Se motivazione ha generato la mia candidatura a sindaco di Catanzaro, questa è esclusivamente riconducibile allo spirito di servizio nel mettere le mie competenze professionali a disposizione della città. E tale mio impegno ho inteso ribadire oggi, nell’ambito di un incontro organizzato da Federfarma Catanzaro. E però mi sono ritrovato a dialogare in turco…come con un giapponese sordo…morto sei anni prima!!

Ho parlato di preparare meglio i funzionari amministrativi comunali in rapporto ai fondi (eventuali) del Pnrr…citando espressamente funzionari europei coi quali sono entrato in contatto presso Città di Lussemburgo; ed ecco che il Presidente De Filippo ha inteso invece stranamente che in tal senso io volessi preparare i farmacisti catanzaresi! Ed allora ho immaginato di essermi espresso male…magari in virtù delle fretta nel dover dare risposte in tre minuti, ed ho dunque corretto il tiro.

Ma poi… ancor più stranamente…sono di nuovo stato frainteso, allorquando ho proposto, da uomo di marketing quale sono, un tavolo di lavoro congiunto, tra Amministrazione comunale e Federfarma Catanzaro, finalizzato all’ottimizzazione (anch’essa eventuale) del meccanismo di funzionamento organizzativo delle farmacie catanzaresi. Ho dunque proposto uno studio sui modelli di città come Toronto o Tokio, al fine di individuare possibili spunti migliorativi da acquisire al nostro criterio, e da proporre poi eventualmente all’Italia intera, quale Catanzaro capofila di un ipotetico miglioramento del segmento specifico nazionale.

La prima regola del marketing è proprio quella di andarsi a studiare i punti di forza dei competitor più importanti, dai quali trarre eventuali insegnamenti finalizzati a migliorare i propri processi endogeni. Ho dunque evidenziato, quale macro esempio, che il modello sanitario canadese preveda un costo per lo Stato del 70% delle intere somme necessarie al suo funzionamento, con un altro 30% che viene invece messo a carico dei privati e delle assicurazioni.

Ebbene, ancora una volta mi sono ritrovato a parlare in turco…col Presidente De Filippo che, intanto, ha nuovamente compreso fischi per fiaschi: come io fossi stato candidato quale ministro della Sanità, e lui fosse invece il Presidente Federfarma Nazionale, entrambi alle prese con un ipotetico tavolo di lavoro sul Sistema Sanitario italiano.
Ma poi…e soprattutto… dimostrandosi come inorridito dalla mia proposta di “studio ottimizzante”…e cioè come se il modello del quale io proponessi un miglioramento fosse nè più nè meno paragonabile alla Divina perfezione!

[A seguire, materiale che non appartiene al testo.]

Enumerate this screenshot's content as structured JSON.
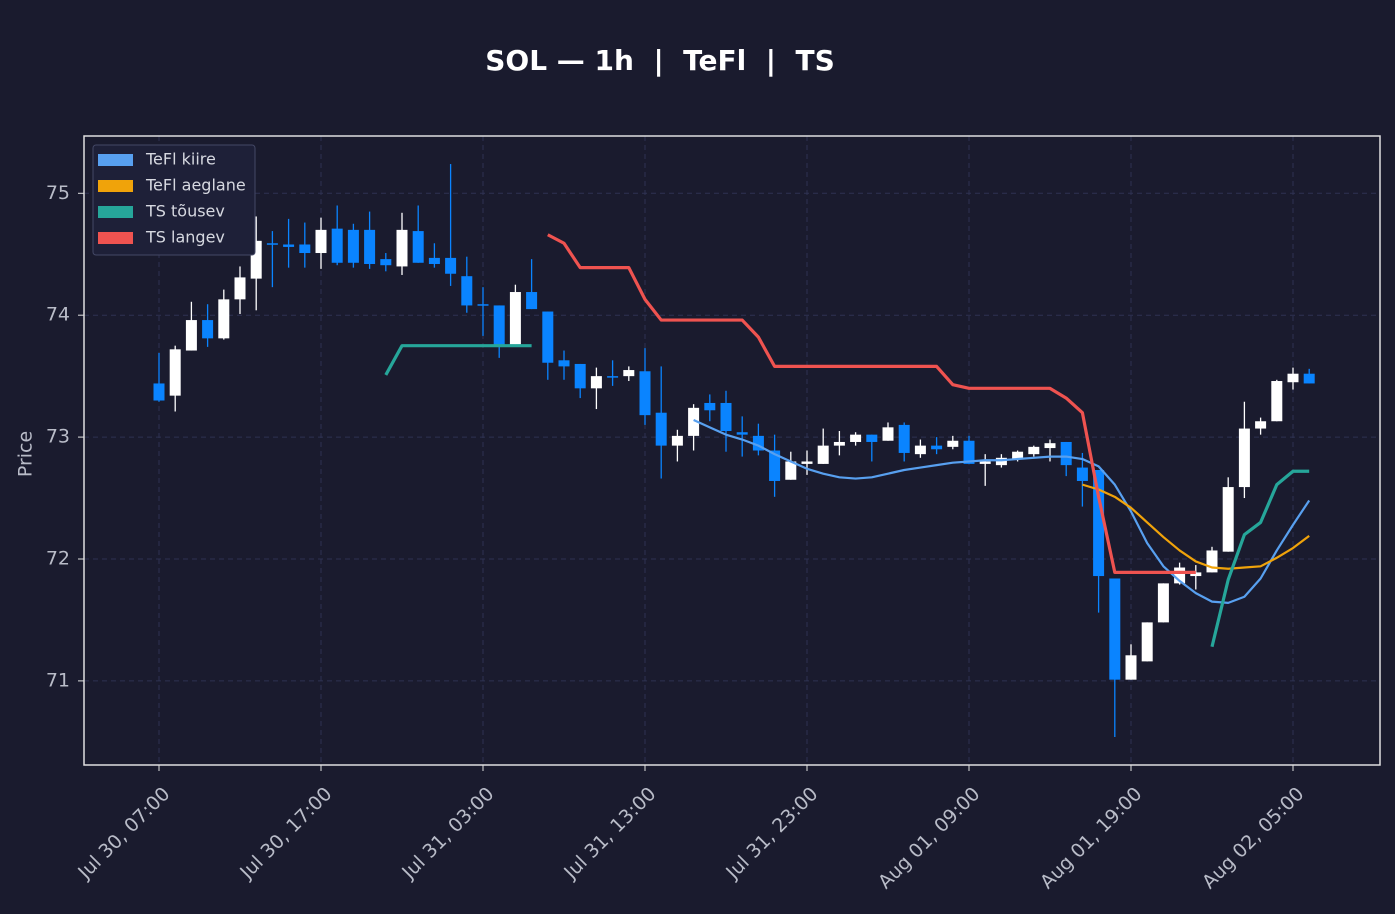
{
  "chart_data": {
    "type": "candlestick",
    "title": "SOL — 1h  |  TeFl  |  TS",
    "y_label": "Price",
    "categories": [
      "Jul 30, 07:00",
      null,
      null,
      null,
      null,
      null,
      null,
      null,
      null,
      null,
      "Jul 30, 17:00",
      null,
      null,
      null,
      null,
      null,
      null,
      null,
      null,
      null,
      "Jul 31, 03:00",
      null,
      null,
      null,
      null,
      null,
      null,
      null,
      null,
      null,
      "Jul 31, 13:00",
      null,
      null,
      null,
      null,
      null,
      null,
      null,
      null,
      null,
      "Jul 31, 23:00",
      null,
      null,
      null,
      null,
      null,
      null,
      null,
      null,
      null,
      "Aug 01, 09:00",
      null,
      null,
      null,
      null,
      null,
      null,
      null,
      null,
      null,
      "Aug 01, 19:00",
      null,
      null,
      null,
      null,
      null,
      null,
      null,
      null,
      null,
      "Aug 02, 05:00",
      null
    ],
    "open": [
      73.44,
      73.34,
      73.71,
      73.96,
      73.81,
      74.13,
      74.3,
      74.59,
      74.58,
      74.58,
      74.51,
      74.71,
      74.7,
      74.7,
      74.46,
      74.4,
      74.69,
      74.47,
      74.47,
      74.32,
      74.09,
      74.08,
      73.76,
      74.19,
      74.03,
      73.63,
      73.6,
      73.4,
      73.5,
      73.5,
      73.54,
      73.2,
      72.93,
      73.01,
      73.28,
      73.28,
      73.04,
      73.01,
      72.89,
      72.65,
      72.78,
      72.78,
      72.93,
      72.96,
      73.02,
      72.97,
      73.1,
      72.86,
      72.93,
      72.92,
      72.97,
      72.78,
      72.77,
      72.82,
      72.86,
      72.91,
      72.96,
      72.75,
      72.73,
      71.84,
      71.01,
      71.16,
      71.48,
      71.8,
      71.86,
      71.89,
      72.06,
      72.59,
      73.07,
      73.13,
      73.45,
      73.52
    ],
    "high": [
      73.69,
      73.75,
      74.11,
      74.09,
      74.21,
      74.4,
      74.81,
      74.69,
      74.79,
      74.76,
      74.8,
      74.9,
      74.75,
      74.85,
      74.51,
      74.84,
      74.9,
      74.59,
      75.24,
      74.48,
      74.23,
      74.08,
      74.25,
      74.46,
      74.03,
      73.71,
      73.6,
      73.57,
      73.63,
      73.58,
      73.73,
      73.58,
      73.06,
      73.27,
      73.35,
      73.38,
      73.17,
      73.11,
      73.02,
      72.88,
      72.89,
      73.07,
      73.05,
      73.04,
      73.02,
      73.12,
      73.12,
      72.98,
      73.0,
      73.01,
      73.01,
      72.86,
      72.86,
      72.89,
      72.93,
      72.98,
      72.96,
      72.87,
      72.73,
      71.84,
      71.3,
      71.48,
      71.8,
      71.97,
      71.95,
      72.1,
      72.67,
      73.29,
      73.16,
      73.47,
      73.57,
      73.56
    ],
    "low": [
      73.29,
      73.21,
      73.71,
      73.74,
      73.8,
      74.01,
      74.04,
      74.23,
      74.39,
      74.39,
      74.38,
      74.41,
      74.39,
      74.38,
      74.36,
      74.33,
      74.43,
      74.39,
      74.24,
      74.02,
      73.83,
      73.65,
      73.75,
      74.05,
      73.47,
      73.47,
      73.32,
      73.23,
      73.42,
      73.46,
      73.1,
      72.66,
      72.8,
      72.89,
      73.13,
      72.88,
      72.84,
      72.85,
      72.51,
      72.65,
      72.69,
      72.78,
      72.85,
      72.93,
      72.8,
      72.97,
      72.8,
      72.83,
      72.86,
      72.9,
      72.78,
      72.6,
      72.75,
      72.8,
      72.84,
      72.8,
      72.68,
      72.43,
      71.56,
      70.54,
      71.01,
      71.16,
      71.48,
      71.79,
      71.75,
      71.89,
      72.06,
      72.5,
      73.02,
      73.13,
      73.39,
      73.44
    ],
    "close": [
      73.3,
      73.72,
      73.96,
      73.81,
      74.13,
      74.31,
      74.61,
      74.58,
      74.56,
      74.51,
      74.7,
      74.43,
      74.43,
      74.42,
      74.41,
      74.7,
      74.43,
      74.42,
      74.34,
      74.08,
      74.08,
      73.75,
      74.19,
      74.05,
      73.61,
      73.58,
      73.4,
      73.5,
      73.49,
      73.55,
      73.18,
      72.93,
      73.01,
      73.24,
      73.22,
      73.05,
      73.02,
      72.89,
      72.64,
      72.8,
      72.8,
      72.93,
      72.96,
      73.02,
      72.96,
      73.08,
      72.87,
      72.93,
      72.9,
      72.97,
      72.78,
      72.8,
      72.83,
      72.88,
      72.92,
      72.95,
      72.77,
      72.64,
      71.86,
      71.01,
      71.21,
      71.48,
      71.8,
      71.93,
      71.89,
      72.07,
      72.59,
      73.07,
      73.13,
      73.46,
      73.52,
      73.44
    ],
    "up_color": "#ffffff",
    "down_color": "#0a84ff",
    "series": [
      {
        "name": "TeFl kiire",
        "color": "#58a0f0",
        "values": [
          null,
          null,
          null,
          null,
          null,
          null,
          null,
          null,
          null,
          null,
          null,
          null,
          null,
          null,
          null,
          null,
          null,
          null,
          null,
          null,
          null,
          null,
          null,
          null,
          null,
          null,
          null,
          null,
          null,
          null,
          null,
          null,
          null,
          73.14,
          73.08,
          73.02,
          72.98,
          72.93,
          72.86,
          72.8,
          72.74,
          72.7,
          72.67,
          72.66,
          72.67,
          72.7,
          72.73,
          72.75,
          72.77,
          72.79,
          72.8,
          72.81,
          72.81,
          72.82,
          72.83,
          72.84,
          72.84,
          72.82,
          72.76,
          72.61,
          72.39,
          72.13,
          71.94,
          71.82,
          71.72,
          71.65,
          71.64,
          71.69,
          71.84,
          72.07,
          72.28,
          72.48
        ]
      },
      {
        "name": "TeFl aeglane",
        "color": "#f0a30a",
        "values": [
          null,
          null,
          null,
          null,
          null,
          null,
          null,
          null,
          null,
          null,
          null,
          null,
          null,
          null,
          null,
          null,
          null,
          null,
          null,
          null,
          null,
          null,
          null,
          null,
          null,
          null,
          null,
          null,
          null,
          null,
          null,
          null,
          null,
          null,
          null,
          null,
          null,
          null,
          null,
          null,
          null,
          null,
          null,
          null,
          null,
          null,
          null,
          null,
          null,
          null,
          null,
          null,
          null,
          null,
          null,
          null,
          null,
          72.61,
          72.57,
          72.51,
          72.42,
          72.3,
          72.18,
          72.07,
          71.98,
          71.93,
          71.92,
          71.93,
          71.94,
          72.01,
          72.09,
          72.19
        ]
      },
      {
        "name": "TS tõusev",
        "color": "#26a69a",
        "values": [
          null,
          null,
          null,
          null,
          null,
          null,
          null,
          null,
          null,
          null,
          null,
          null,
          null,
          null,
          73.51,
          73.75,
          73.75,
          73.75,
          73.75,
          73.75,
          73.75,
          73.75,
          73.75,
          73.75,
          null,
          null,
          null,
          null,
          null,
          null,
          null,
          null,
          null,
          null,
          null,
          null,
          null,
          null,
          null,
          null,
          null,
          null,
          null,
          null,
          null,
          null,
          null,
          null,
          null,
          null,
          null,
          null,
          null,
          null,
          null,
          null,
          null,
          null,
          null,
          null,
          null,
          null,
          null,
          null,
          null,
          71.28,
          71.83,
          72.2,
          72.3,
          72.61,
          72.72,
          72.72
        ]
      },
      {
        "name": "TS langev",
        "color": "#ef5350",
        "values": [
          null,
          null,
          null,
          null,
          null,
          null,
          null,
          null,
          null,
          null,
          null,
          null,
          null,
          null,
          null,
          null,
          null,
          null,
          null,
          null,
          null,
          null,
          null,
          null,
          74.66,
          74.59,
          74.39,
          74.39,
          74.39,
          74.39,
          74.13,
          73.96,
          73.96,
          73.96,
          73.96,
          73.96,
          73.96,
          73.82,
          73.58,
          73.58,
          73.58,
          73.58,
          73.58,
          73.58,
          73.58,
          73.58,
          73.58,
          73.58,
          73.58,
          73.43,
          73.4,
          73.4,
          73.4,
          73.4,
          73.4,
          73.4,
          73.32,
          73.2,
          72.51,
          71.89,
          71.89,
          71.89,
          71.89,
          71.89,
          71.89,
          null,
          null,
          null,
          null,
          null,
          null,
          null
        ]
      }
    ],
    "ylim": [
      70.31,
      75.47
    ],
    "yticks": [
      71,
      72,
      73,
      74,
      75
    ],
    "grid": true,
    "legend": "upper left"
  }
}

Ed allora mi è toccato ancora specificare, ed ancora non sono stato compreso nel mio dire. E dunque alzo qui le braccia e mi consegno al patibolo rappresentato da quella perfezione che De Filippo crede di aver raggiunto.

In ogni caso però, animato dallo spirito di servizio di cui originariamente sopra…ripropongo ancora la possibilità di studiare altri modelli di altre città e di altre nazioni, al fine di ottimizzare il nostro. E credo poco basterebbe in tal senso…come appena un po’ scendere dal trespolo, e magari non giocare a sentirsi una sorta di faraone dell’antico Egitto.